Here and there menus make reference to a few farms but they as often slip in the name of the supplier in the qualifier place – as if that’s proof of provenance. Well, it is, but it is like saying they buy their lettuce from Woolies to make you feel like you’re getting close to the origin. It’s not the same as Coob’s philosophy – which entails going all the way back to the farmer.
For starters, I had the beef Carpaccio with crispy capers, radish, pine nuts and a truffle dressing.
One thing that stood out for me is that the plates have a great combination of flavours, colours and textures that are complementary to one another, but more importantly artistic and unique to Diack’s dining style.
A highlight to start is the braised pork-shoulder arancini, with pork-and-lentil ragu, baba ganoush and pomegranate. The flavours of the arancini may change depending on the week, but this dish is always decadent, delicious, heart-warming and filling – big enough for two to share. The Scotch egg is also a fabulous twist on a classic, with a soft centre and a perfectly seasoned duck, saffron puree and edamame bean puree.
The restaurant is known for its confit of Brightside pork belly served with a slow-braised pork shoulder and a truffled potato bake – and for good reason. This dish is simply scrumptious, served with crackling for texture, and a hearty sticky jus. The confit duck leg and duck pie are just as good, and should not be missed.
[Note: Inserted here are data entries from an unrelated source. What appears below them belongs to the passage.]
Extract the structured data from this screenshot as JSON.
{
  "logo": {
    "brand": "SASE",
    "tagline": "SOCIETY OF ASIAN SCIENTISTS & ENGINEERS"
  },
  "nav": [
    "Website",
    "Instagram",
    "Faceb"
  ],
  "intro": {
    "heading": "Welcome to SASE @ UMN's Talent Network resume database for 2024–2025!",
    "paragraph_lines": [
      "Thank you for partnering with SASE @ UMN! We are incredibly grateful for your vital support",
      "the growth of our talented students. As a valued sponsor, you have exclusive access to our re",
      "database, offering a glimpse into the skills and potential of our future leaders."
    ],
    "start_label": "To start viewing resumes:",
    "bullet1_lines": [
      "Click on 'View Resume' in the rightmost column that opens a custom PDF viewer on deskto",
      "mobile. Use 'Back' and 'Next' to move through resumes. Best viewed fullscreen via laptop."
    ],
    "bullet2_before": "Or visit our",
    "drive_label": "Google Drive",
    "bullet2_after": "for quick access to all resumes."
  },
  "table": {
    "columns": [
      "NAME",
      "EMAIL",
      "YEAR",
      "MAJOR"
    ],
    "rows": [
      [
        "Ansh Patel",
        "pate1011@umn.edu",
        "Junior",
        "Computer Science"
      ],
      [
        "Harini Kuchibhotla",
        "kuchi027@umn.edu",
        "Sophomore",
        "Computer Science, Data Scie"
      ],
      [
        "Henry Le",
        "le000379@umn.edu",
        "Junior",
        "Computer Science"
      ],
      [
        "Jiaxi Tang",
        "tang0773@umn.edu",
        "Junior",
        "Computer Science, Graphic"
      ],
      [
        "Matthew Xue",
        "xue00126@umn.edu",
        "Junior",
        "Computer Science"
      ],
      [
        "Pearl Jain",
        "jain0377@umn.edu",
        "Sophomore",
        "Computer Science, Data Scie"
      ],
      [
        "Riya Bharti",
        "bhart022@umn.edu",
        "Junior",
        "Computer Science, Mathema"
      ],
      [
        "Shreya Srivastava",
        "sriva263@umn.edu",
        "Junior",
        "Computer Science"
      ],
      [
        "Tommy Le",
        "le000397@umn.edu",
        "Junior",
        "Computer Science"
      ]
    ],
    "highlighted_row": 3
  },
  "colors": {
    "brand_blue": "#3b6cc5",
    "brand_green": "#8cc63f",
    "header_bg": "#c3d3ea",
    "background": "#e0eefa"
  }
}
There is also a selection of homemade pasta with creative combinations of sauces as well as traditional compositions available to suit all diners. The star of the pasta show has to be the slow-braised acorn fed wild boar ragu served with hand cut.
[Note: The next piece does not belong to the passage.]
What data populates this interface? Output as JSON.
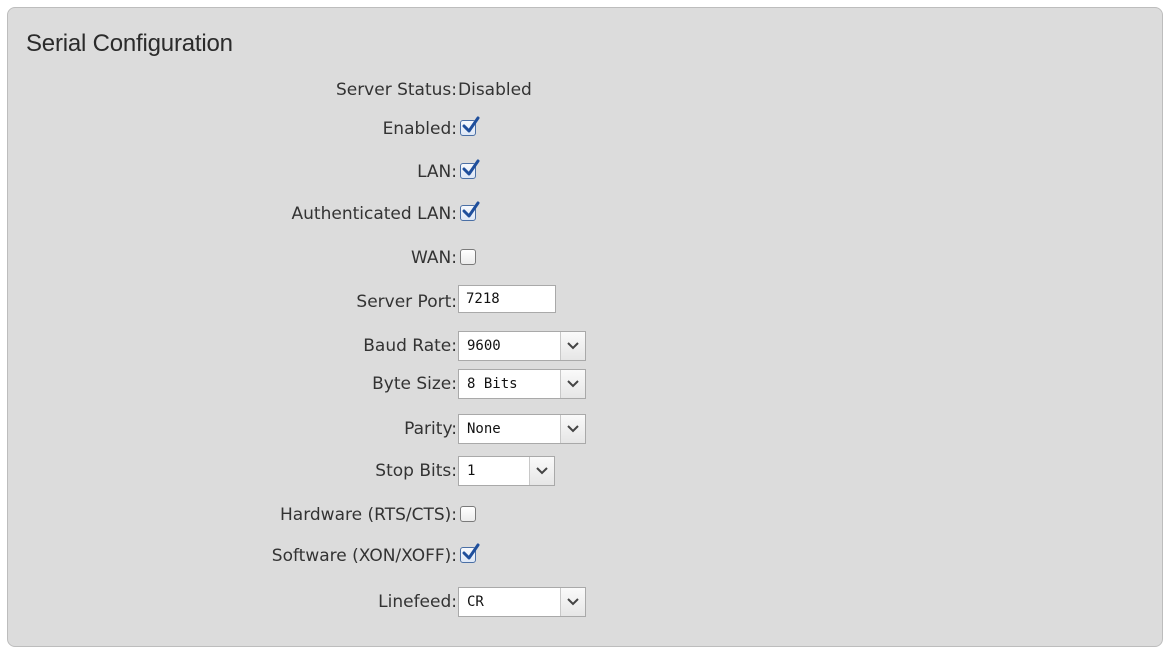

The pastry chef at Coobs has put together a selection of sweets as pretty as a picture, so be sure to sample what’s on offer. The passion fruit and pomegranate mille-feuille with caramelized white chocolate ice cream is something to behold. The menu changes regularly, so be bold and experiment with what’s available.
Coobs has an extensive and reasonably priced wine list. I’ve had a glass of wine at Coobs a number of times, and I’ve never had the same wine. They have a great selection of less obvious producers and modern, boutique wines. The staff members are knowledgeable and keen to assist patrons with beverage selections. So don’t be shy to ask for help if you need it. There are non-alcoholic beverages and cocktails available too.
The interior is cosy, and guests receive fabulous attention to detail from the staff. Waitrons are quick and quirky, upbeat and attentive. It’s evident that they are all educated about the regularly changing menu as well as the seasonal produce on offer. You can even book a table at Coobs on Dineplan, which makes the overall experience pleasant from the start.